9. the composition of claim 8, it comprises the enzyme that at least one is selected from lower group further: amylase, Phosphoric acid esterase, zytase, Galactanase, alpha-galactosidase, proteolytic enzyme, Phospholipid hydrolase and/or beta-glucanase.

10. the composition any one of claim 8-9, it is animal feedstuff additive.

11. animal feedstuff compositionss, it has the gross protein value of 50 to 800g/kg and comprises the phytase any one of claim 1-2 or the composition any one of claim 8-10.

Phytase any one of claim 1-2 or the composition any one of claim 8-10, for improvement of the method for the nutritive value of animal-feed, are wherein added into feed by 12..

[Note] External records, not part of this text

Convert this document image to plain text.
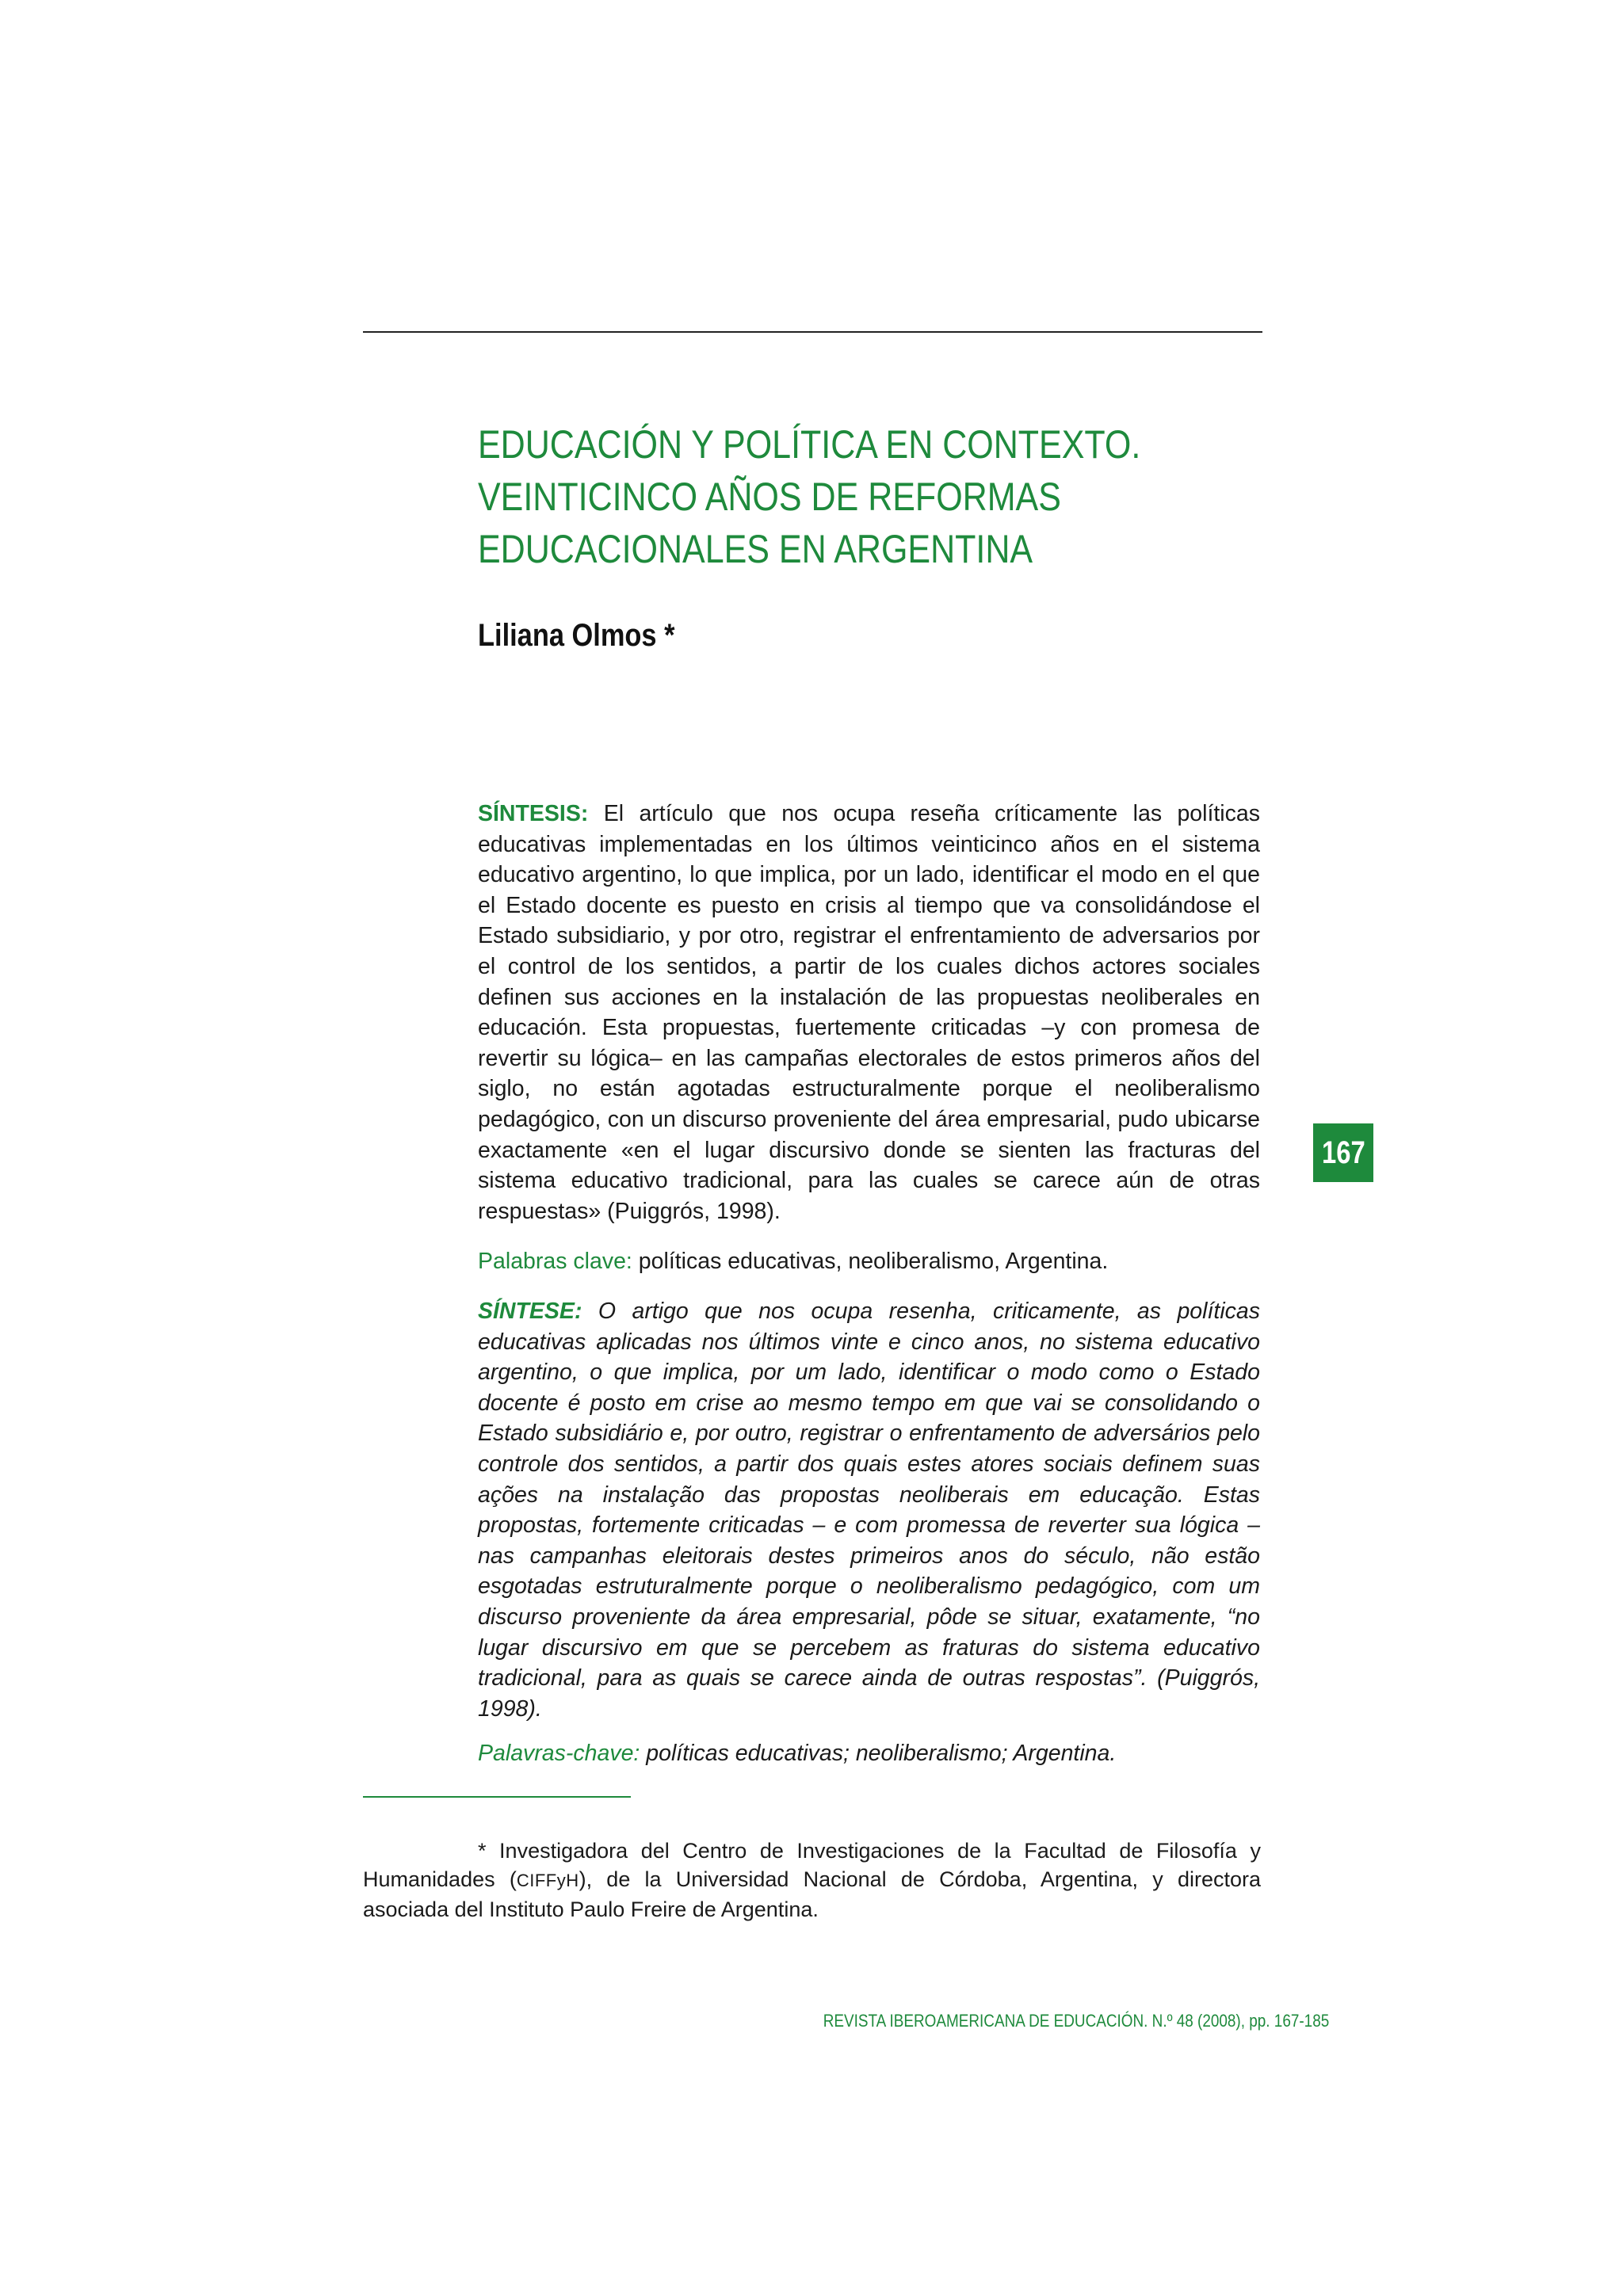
EDUCACIÓN Y POLÍTICA EN CONTEXTO.
VEINTICINCO AÑOS DE REFORMAS
EDUCACIONALES EN ARGENTINA
Liliana Olmos *

SÍNTESIS: El artículo que nos ocupa reseña críticamente las políticas educativas implementadas en los últimos veinticinco años en el sistema educativo argentino, lo que implica, por un lado, identificar el modo en el que el Estado docente es puesto en crisis al tiempo que va consolidándose el Estado subsidiario, y por otro, registrar el enfrentamiento de adversarios por el control de los sentidos, a partir de los cuales dichos actores sociales definen sus acciones en la instalación de las propuestas neoliberales en educación. Esta propuestas, fuertemente criticadas –y con promesa de revertir su lógica– en las campañas electorales de estos primeros años del siglo, no están agotadas estructuralmente porque el neoliberalismo pedagógico, con un discurso proveniente del área empresarial, pudo ubicarse exactamente «en el lugar discursivo donde se sienten las fracturas del sistema educativo tradicional, para las cuales se carece aún de otras respuestas» (Puiggrós, 1998).

Palabras clave: políticas educativas, neoliberalismo, Argentina.

SÍNTESE: O artigo que nos ocupa resenha, criticamente, as políticas educativas aplicadas nos últimos vinte e cinco anos, no sistema educativo argentino, o que implica, por um lado, identificar o modo como o Estado docente é posto em crise ao mesmo tempo em que vai se consolidando o Estado subsidiário e, por outro, registrar o enfrentamento de adversários pelo controle dos sentidos, a partir dos quais estes atores sociais definem suas ações na instalação das propostas neoliberais em educação. Estas propostas, fortemente criticadas – e com promessa de reverter sua lógica – nas campanhas eleitorais destes primeiros anos do século, não estão esgotadas estruturalmente porque o neoliberalismo pedagógico, com um discurso proveniente da área empresarial, pôde se situar, exatamente, “no lugar discursivo em que se percebem as fraturas do sistema educativo tradicional, para as quais se carece ainda de outras respostas”. (Puiggrós, 1998).

Palavras-chave: políticas educativas; neoliberalismo; Argentina.

167

* Investigadora del Centro de Investigaciones de la Facultad de Filosofía y Humanidades (CIFFyH), de la Universidad Nacional de Córdoba, Argentina, y directora asociada del Instituto Paulo Freire de Argentina.

REVISTA IBEROAMERICANA DE EDUCACIÓN. N.º 48 (2008), pp. 167-185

The method of 13. reduction animal excrement mysoinositol six phosphate level, it comprises the animal feedstuff compositions nutrition purposes, especially for feeding animals of the claim 11 by significant quantity.

14. the method for the treatment of of vegetable protein, it comprises the step of the phytase any one of claim 1-2 or the composition any one of claim 8-10 being added at least one plant protein or protein source.

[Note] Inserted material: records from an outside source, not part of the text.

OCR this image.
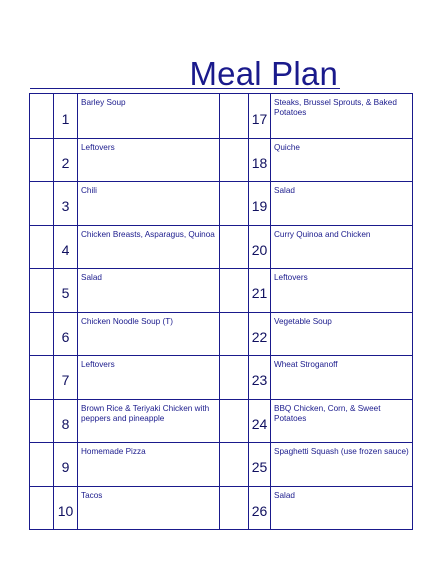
Meal Plan
1
Barley Soup
17
Steaks, Brussel Sprouts, & Baked Potatoes
2
Leftovers
18
Quiche
3
Chili
19
Salad
4
Chicken Breasts, Asparagus, Quinoa
20
Curry Quinoa and Chicken
5
Salad
21
Leftovers
6
Chicken Noodle Soup (T)
22
Vegetable Soup
7
Leftovers
23
Wheat Stroganoff
8
Brown Rice & Teriyaki Chicken with peppers and pineapple	24
BBQ Chicken, Corn, & Sweet Potatoes
9
Homemade Pizza
25
Spaghetti Squash (use frozen sauce)
10
Tacos
26
Salad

15. the phytase any one of claim 1-2 or the composition any one of claim 8-10 for following purposes: in animal-feed; In the preparation of animal-feed; For improvement of the nutritive value of animal-feed; For reducing the phytinic acid salt level in animal excrement; For the treatment of plant protein; Or for release from phytinic acid enzyme substrates containing the material of sub-phosphorus.